„it´s owl“ gewinnt beim Spitzencluster-Wettbewerb

It´s OWL
Gemeinschaftsstand der Initiative "it´s owl" Hannover-Messe 2011

Eins vorweg: OWL ist technologisch absolut nicht „abgehängt“, wie es immer wieder einmal von besorgten Stimmen zu hören war. Im Gegenteil. Liest man die kühle Faktennachricht aus Berlin, könnte man dennoch glatt ins Schwärmen geraten: Ostwestfalen-Lippe gehört zu den fünf Gewinnern des Spitzencluster-Wettbewerbs des Bundesministeriums für Bildung und Forschung (BMBF).
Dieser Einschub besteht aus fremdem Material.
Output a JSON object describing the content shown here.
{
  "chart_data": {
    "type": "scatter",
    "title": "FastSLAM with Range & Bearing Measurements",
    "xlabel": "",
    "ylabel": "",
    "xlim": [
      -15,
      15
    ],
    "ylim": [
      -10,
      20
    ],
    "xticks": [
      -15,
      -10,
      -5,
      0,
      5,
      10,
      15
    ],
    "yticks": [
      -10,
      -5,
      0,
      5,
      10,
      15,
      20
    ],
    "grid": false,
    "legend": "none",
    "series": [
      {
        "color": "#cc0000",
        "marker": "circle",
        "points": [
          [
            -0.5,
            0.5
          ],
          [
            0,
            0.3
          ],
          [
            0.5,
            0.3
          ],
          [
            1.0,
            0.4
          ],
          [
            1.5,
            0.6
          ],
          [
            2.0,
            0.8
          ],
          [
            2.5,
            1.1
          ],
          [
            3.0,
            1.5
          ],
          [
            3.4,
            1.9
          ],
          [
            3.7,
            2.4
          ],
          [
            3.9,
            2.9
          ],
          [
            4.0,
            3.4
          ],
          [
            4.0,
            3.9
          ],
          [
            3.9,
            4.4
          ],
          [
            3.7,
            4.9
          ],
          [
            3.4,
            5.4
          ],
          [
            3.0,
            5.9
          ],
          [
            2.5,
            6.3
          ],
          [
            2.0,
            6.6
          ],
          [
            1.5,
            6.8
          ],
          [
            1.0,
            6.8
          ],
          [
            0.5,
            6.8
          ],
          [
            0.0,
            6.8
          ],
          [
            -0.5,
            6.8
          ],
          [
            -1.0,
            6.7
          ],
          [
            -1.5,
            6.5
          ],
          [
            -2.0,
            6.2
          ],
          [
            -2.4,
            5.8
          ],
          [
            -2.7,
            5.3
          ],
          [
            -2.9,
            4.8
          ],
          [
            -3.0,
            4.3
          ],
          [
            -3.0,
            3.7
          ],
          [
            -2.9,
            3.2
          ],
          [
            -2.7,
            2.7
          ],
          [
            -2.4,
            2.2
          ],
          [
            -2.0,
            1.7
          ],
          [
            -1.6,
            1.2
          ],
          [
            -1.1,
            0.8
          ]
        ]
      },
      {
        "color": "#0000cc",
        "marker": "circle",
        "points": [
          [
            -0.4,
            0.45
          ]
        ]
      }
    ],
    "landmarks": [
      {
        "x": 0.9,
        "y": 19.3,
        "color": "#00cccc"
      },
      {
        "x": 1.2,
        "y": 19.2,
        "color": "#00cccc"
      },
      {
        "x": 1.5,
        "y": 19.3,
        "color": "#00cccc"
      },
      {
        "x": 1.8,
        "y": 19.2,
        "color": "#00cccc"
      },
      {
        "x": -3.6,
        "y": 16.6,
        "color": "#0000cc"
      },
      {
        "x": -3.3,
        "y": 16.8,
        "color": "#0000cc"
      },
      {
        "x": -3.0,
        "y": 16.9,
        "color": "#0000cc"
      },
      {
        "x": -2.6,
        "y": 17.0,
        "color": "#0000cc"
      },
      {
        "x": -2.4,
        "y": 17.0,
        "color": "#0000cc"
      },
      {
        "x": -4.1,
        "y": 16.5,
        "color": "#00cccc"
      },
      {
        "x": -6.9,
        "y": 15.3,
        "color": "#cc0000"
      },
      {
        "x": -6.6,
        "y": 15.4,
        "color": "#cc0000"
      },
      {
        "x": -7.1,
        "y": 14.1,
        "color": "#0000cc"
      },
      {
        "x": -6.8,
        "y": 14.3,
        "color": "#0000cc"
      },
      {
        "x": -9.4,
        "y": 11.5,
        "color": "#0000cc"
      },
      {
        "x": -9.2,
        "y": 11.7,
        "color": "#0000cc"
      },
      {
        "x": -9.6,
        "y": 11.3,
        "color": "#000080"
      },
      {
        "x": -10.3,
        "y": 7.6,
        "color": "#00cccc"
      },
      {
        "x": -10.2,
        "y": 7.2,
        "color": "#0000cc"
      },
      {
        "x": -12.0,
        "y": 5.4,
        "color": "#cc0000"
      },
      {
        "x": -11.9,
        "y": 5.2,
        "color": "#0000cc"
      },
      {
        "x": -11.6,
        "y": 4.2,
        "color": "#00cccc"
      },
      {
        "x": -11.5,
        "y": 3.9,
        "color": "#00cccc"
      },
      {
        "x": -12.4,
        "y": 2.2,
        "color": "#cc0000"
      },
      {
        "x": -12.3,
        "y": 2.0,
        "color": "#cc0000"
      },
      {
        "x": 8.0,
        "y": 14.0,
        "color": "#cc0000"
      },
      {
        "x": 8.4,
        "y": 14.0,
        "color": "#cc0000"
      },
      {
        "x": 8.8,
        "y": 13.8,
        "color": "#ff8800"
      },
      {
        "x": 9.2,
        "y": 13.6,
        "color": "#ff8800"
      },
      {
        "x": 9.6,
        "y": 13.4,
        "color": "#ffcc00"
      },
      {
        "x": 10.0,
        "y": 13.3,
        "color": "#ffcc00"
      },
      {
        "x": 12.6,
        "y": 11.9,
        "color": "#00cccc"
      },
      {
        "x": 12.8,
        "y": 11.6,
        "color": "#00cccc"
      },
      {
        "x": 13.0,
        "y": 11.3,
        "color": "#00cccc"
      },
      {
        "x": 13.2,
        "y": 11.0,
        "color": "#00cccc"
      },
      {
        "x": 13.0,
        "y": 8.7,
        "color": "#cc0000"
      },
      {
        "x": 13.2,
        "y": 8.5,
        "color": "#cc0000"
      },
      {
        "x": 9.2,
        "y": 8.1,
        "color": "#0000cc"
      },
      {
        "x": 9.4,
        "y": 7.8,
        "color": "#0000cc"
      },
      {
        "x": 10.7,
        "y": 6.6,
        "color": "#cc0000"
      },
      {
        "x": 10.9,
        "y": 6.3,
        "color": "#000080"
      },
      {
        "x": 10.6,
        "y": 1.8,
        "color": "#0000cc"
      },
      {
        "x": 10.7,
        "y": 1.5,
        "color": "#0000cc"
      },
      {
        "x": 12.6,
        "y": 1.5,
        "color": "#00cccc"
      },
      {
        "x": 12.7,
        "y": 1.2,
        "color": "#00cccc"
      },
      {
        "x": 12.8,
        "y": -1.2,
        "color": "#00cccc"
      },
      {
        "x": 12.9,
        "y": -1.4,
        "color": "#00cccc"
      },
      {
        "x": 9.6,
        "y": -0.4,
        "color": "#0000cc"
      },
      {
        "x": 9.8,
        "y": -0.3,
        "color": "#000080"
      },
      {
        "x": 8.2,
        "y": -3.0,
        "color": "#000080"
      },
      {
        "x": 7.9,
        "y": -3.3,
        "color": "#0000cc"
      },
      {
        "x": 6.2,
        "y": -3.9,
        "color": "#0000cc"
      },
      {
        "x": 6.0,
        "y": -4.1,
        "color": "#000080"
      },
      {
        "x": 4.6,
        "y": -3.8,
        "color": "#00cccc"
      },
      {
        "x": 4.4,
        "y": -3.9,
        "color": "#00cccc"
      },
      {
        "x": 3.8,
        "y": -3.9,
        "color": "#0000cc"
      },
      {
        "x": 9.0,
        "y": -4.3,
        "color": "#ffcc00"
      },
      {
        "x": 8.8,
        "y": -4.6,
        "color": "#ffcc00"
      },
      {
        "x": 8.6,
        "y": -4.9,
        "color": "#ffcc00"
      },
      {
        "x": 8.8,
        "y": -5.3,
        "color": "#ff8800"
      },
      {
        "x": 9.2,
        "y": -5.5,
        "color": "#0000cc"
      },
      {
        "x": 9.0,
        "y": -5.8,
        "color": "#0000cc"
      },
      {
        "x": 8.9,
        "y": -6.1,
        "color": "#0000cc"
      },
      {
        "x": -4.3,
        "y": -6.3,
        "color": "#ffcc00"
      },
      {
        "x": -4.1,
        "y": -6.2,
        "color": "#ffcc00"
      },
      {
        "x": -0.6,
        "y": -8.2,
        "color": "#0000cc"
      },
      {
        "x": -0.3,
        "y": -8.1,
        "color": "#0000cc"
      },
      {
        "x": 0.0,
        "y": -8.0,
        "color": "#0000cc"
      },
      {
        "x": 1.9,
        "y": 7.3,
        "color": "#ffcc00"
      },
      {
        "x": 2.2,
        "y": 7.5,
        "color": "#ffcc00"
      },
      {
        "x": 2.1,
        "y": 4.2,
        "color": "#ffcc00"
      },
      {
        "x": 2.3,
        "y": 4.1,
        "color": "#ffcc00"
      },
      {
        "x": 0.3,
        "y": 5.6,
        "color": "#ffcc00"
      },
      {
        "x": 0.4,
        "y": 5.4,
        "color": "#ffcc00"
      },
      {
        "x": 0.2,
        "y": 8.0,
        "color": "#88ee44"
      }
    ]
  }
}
Mit insgesamt 40 Millionen Euro werden bis zum Jahr 2017 insgesamt 34 Einzelprojekte von Hochschulen und Forschungszentren in Bielefeld und Paderborn gefördert.

Herbert Sommer, Vorsitzender der Gesellschafterversammlung von OWL-Marketing, nennt den Erfolg dann auch „den Sprung unter die Spitzencluster , der zeigt, dass OWL zur Champions League der Wirtschafts- und Technologiestandorte gehört“.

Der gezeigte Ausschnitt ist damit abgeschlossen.